Anlaşmalı Boşanma Davası
Anlaşmalı boşanma, tarafların evlilik birliğinin sona ermesi konusunda ortak irade göstererek yasanın belli öngördüğü hususlarda anlaşmaya varması ile mümkündür.
Yasal Dayanak
Kanunda anlaşmalı boşanma genel boşanma sebebi başlığı altında düzenlenmiştir. Evlilik birliğinin temelden sarsılmasına karine olarak kabul edilen 4721 sayılı Türk Medeni Kanunu md. 166/3 hükmü uyarınca;
“Evlilik en az bir yıl sürmüş ise, eşlerin birlikte başvurması ya da bir eşin diğerinin davasını kabul etmesi hâlinde, evlilik birliği temelinden sarsılmış sayılır.
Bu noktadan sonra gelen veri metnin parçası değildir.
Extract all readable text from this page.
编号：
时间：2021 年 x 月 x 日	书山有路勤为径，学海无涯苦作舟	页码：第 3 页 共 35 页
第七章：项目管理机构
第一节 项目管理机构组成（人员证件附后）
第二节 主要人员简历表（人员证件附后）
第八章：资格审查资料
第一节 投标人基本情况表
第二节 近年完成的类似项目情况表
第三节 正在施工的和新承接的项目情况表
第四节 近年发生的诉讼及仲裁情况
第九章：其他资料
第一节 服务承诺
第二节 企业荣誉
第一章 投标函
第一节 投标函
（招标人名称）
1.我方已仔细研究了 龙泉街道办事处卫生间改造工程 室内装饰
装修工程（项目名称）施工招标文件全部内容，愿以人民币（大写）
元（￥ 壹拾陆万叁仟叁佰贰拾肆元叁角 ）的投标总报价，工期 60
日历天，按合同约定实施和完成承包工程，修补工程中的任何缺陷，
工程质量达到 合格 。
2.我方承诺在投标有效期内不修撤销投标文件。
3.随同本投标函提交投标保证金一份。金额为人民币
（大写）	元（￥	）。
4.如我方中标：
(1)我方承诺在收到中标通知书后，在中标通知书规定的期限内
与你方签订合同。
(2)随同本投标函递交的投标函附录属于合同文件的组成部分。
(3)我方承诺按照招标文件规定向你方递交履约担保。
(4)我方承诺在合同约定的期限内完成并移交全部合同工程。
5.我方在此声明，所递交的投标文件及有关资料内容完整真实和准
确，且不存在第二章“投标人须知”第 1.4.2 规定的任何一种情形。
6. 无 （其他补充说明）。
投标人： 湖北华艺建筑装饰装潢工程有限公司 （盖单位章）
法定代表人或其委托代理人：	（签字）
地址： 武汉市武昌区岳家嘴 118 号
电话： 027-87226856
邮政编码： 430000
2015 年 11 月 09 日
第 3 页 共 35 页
Bu hâlde boşanma kararı verilebilmesi için, hâkimin tarafları bizzat dinleyerek iradelerinin serbestçe açıklandığına kanaat getirmesi ve boşanmanın malî sonuçları ile çocukların durumu hususunda taraflarca kabul edilecek düzenlemeyi uygun bulması şarttır. Hâkim, tarafların ve çocukların menfaatlerini göz önünde tutarak bu anlaşmada gerekli gördüğü değişiklikleri yapabilir. Bu değişikliklerin taraflarca da kabulü hâlinde boşanmaya hükmolunur. Bu hâlde tarafların ikrarlarının hâkimi bağlamayacağı hükmü uygulanmaz.“
Anlaşmalı Boşanma Davası Şartları Nelerdir?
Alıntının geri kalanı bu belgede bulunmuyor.